Advanced bioinformatic methodologies provide powerful tools for predicting the functional consequences of mutations and post-translational modifications in S. pombe rps13. The following approaches can guide experimental design and interpretation:

• Structural impact prediction:

  • Generate or utilize existing structural models of S. pombe rps13 within the ribosomal context

  • Apply molecular dynamics simulations to predict how mutations or modifications alter protein conformation

  • Calculate changes in stability using tools like FoldX, Rosetta, or DUET

  • Visualize structural changes and identify potentially disrupted interactions

  • Assess conservation of affected residues across species to infer functional importance

• Machine learning-based functional prediction:

  • Train classifiers on existing mutation/modification datasets to predict functional impacts

  • Apply deep learning approaches that integrate multiple data types (sequence, structure, conservation)

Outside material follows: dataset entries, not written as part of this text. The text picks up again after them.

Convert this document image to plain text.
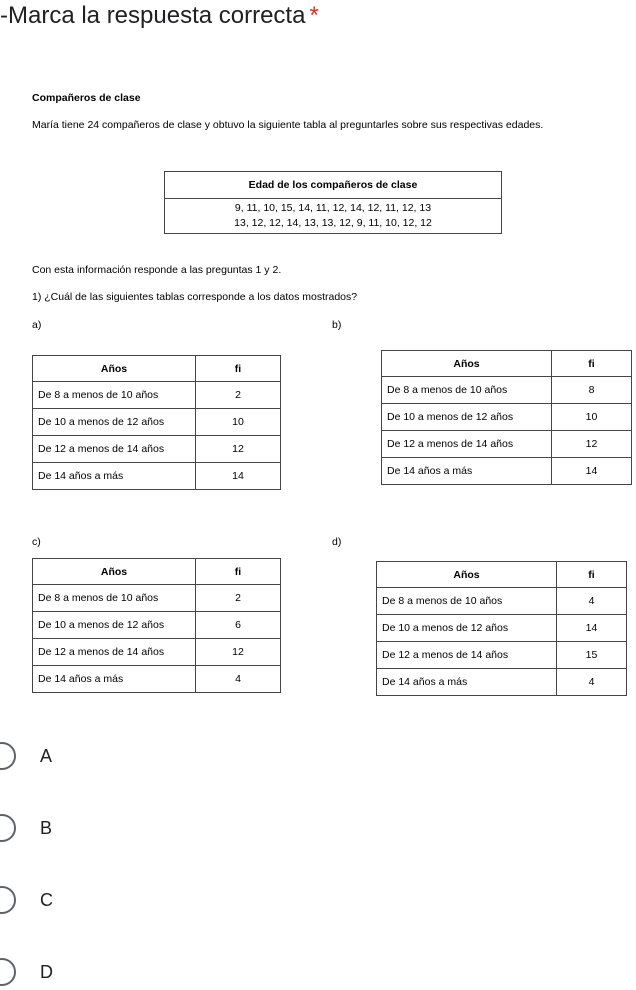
-Marca la respuesta correcta *
Compañeros de clase
María tiene 24 compañeros de clase y obtuvo la siguiente tabla al preguntarles sobre sus respectivas edades.
Edad de los compañeros de clase

9, 11, 10, 15, 14, 11, 12, 14, 12, 11, 12, 13
13, 12, 12, 14, 13, 13, 12, 9, 11, 10, 12, 12
Con esta información responde a las preguntas 1 y 2.
1) ¿Cuál de las siguientes tablas corresponde a los datos mostrados?
a)	b)
c)	d)
Años	fi
De 8 a menos de 10 años	2
De 10 a menos de 12 años	10
De 12 a menos de 14 años	12
De 14 años a más	14
Años	fi
De 8 a menos de 10 años	8
De 10 a menos de 12 años	10
De 12 a menos de 14 años	12
De 14 años a más	14
Años	fi
De 8 a menos de 10 años	2
De 10 a menos de 12 años	6
De 12 a menos de 14 años	12
De 14 años a más	4
Años	fi
De 8 a menos de 10 años	4
De 10 a menos de 12 años	14
De 12 a menos de 14 años	15
De 14 años a más	4
A
B
C
D
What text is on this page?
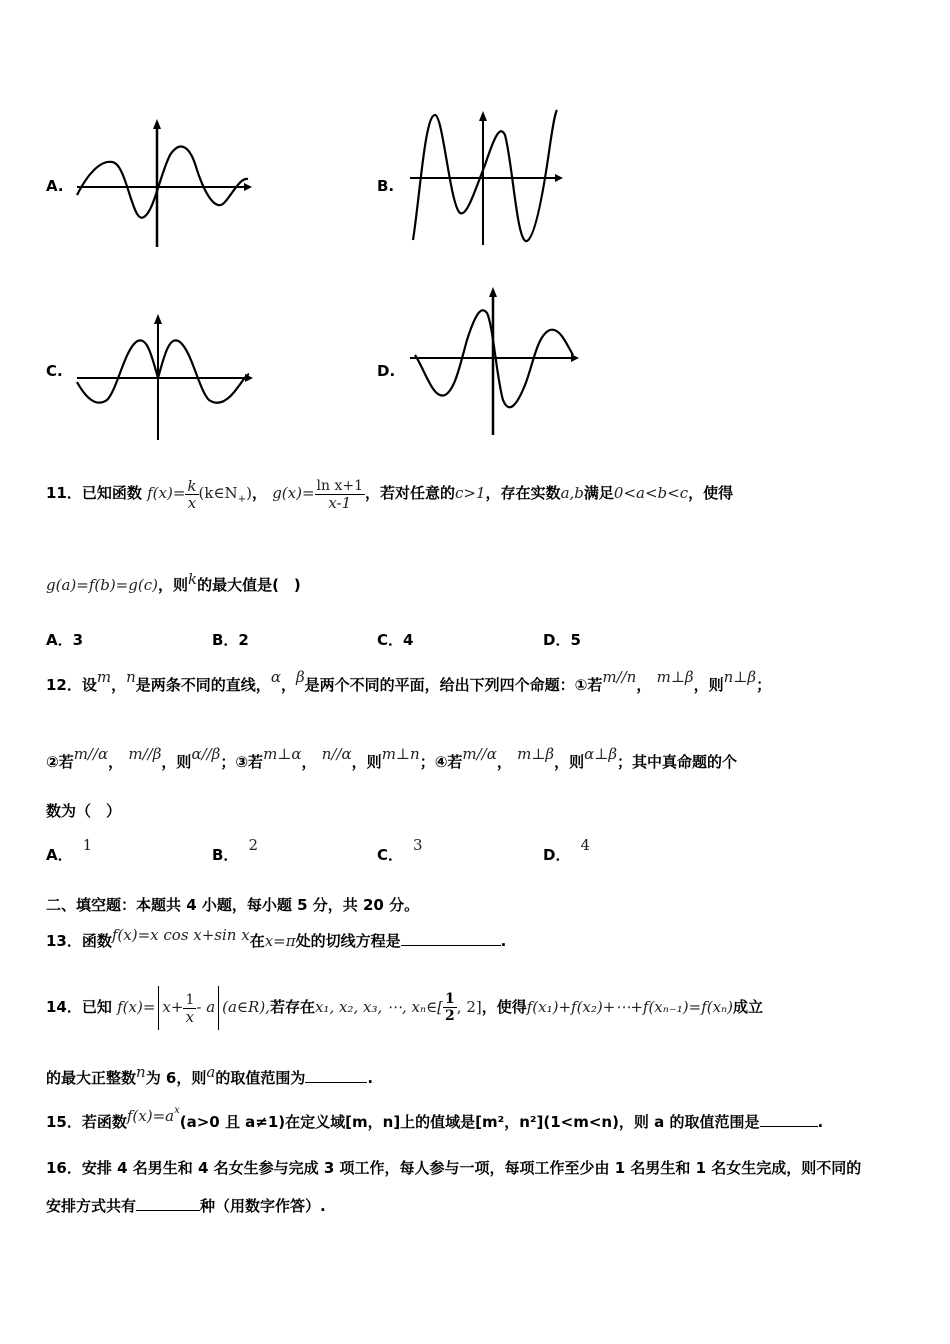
A.	B.
C.	D.
11．已知函数 $f(x)= \frac{k}{x}$ $(k\in N_+)$， $g(x)= \frac{\text{ln x+1}}{x-1}$ ，若对任意的c>1，存在实数a,b满足0<a<b<c，使得
g(a)=f(b)=g(c)，则k的最大值是(　)
A．3	B．2	C．4	D．5
12．设m，n是两条不同的直线，α，β是两个不同的平面，给出下列四个命题：①若m//n， m⊥β，则n⊥β；
②若m//α， m//β，则α//β；③若m⊥α， n//α，则m⊥n；④若m//α， m⊥β，则α⊥β；其中真命题的个
数为（　）
A．1
B．2
C．3
D．4
二、填空题：本题共 4 小题，每小题 5 分，共 20 分。
13．函数f(x)=x cos x+sin x在x=π处的切线方程是	.
14．已知 $f(x)= x+ \frac{1}{x} - a$ (a∈R),若存在x₁, x₂, x₃, ⋯, xₙ∈[ $\frac{1}{2}$ , 2]，使得f(x₁)+f(x₂)+⋯+f(xₙ₋₁)=f(xₙ)成立
的最大正整数n为 6，则a的取值范围为	.
15．若函数$f(x)=a^x(a>0$ 且 a≠1)在定义域[m，n]上的值域是[m²，n²](1<m<n)，则 a 的取值范围是	.
16．安排 4 名男生和 4 名女生参与完成 3 项工作，每人参与一项，每项工作至少由 1 名男生和 1 名女生完成，则不同的
安排方式共有	种（用数字作答）.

  • Use transfer learning from human RPS13 data where direct S. pombe data is limited

  • Develop S. pombe-specific prediction models incorporating yeast-specific features

  • Validate predictions with experimental data in an iterative refinement process

• Network-based analysis:

  • Construct functional networks integrating protein-protein interactions, genetic interactions, and co-expression data

  • Apply network propagation algorithms to predict the systemic impact of rps13 perturbations

  • Identify potential compensatory mechanisms within the network

  • Predict synthetic lethal or suppressor relationships to guide genetic studies

  • Map modifications to interaction interfaces to predict regulatory effects

• Evolutionary analysis:

  • Perform phylogenetic analysis to identify evolutionarily conserved and variable regions

  • Apply evolutionary coupling analysis to detect co-evolving residues that may be functionally linked

  • Compare modification patterns across species to identify conserved regulatory sites

  • Use ancestral sequence reconstruction to understand the evolutionary trajectory of key residues

  • Apply selection pressure analysis to identify functionally constrained regions

• Integration of multi-omics data:

  • Develop integrative models that combine transcriptomic, proteomic, and translatomic data

  • Apply Bayesian network approaches to infer causal relationships

  • Use dimensionality reduction techniques to identify patterns in complex datasets

  • Perform enrichment analysis to identify affected biological processes and pathways

  • Apply time-series analysis for temporal data to understand dynamic responses

• Specific modification impact prediction:

  • Utilize specialized tools for predicting the impact of particular modifications:

    • PhosphoSitePlus and NetPhos for phosphorylation site prediction and functional analysis

    • UbPred and UbiSite for ubiquitination impact prediction

    • SUMOsp and GPS-SUMO for sumoylation analysis

  • Consider the interplay between different modifications using tools that predict PTM crosstalk

By systematically applying these bioinformatic approaches, researchers can generate testable hypotheses about the functional impacts of mutations and modifications in S. pombe rps13, guiding experimental design and providing a framework for interpreting experimental results in a broader biological context.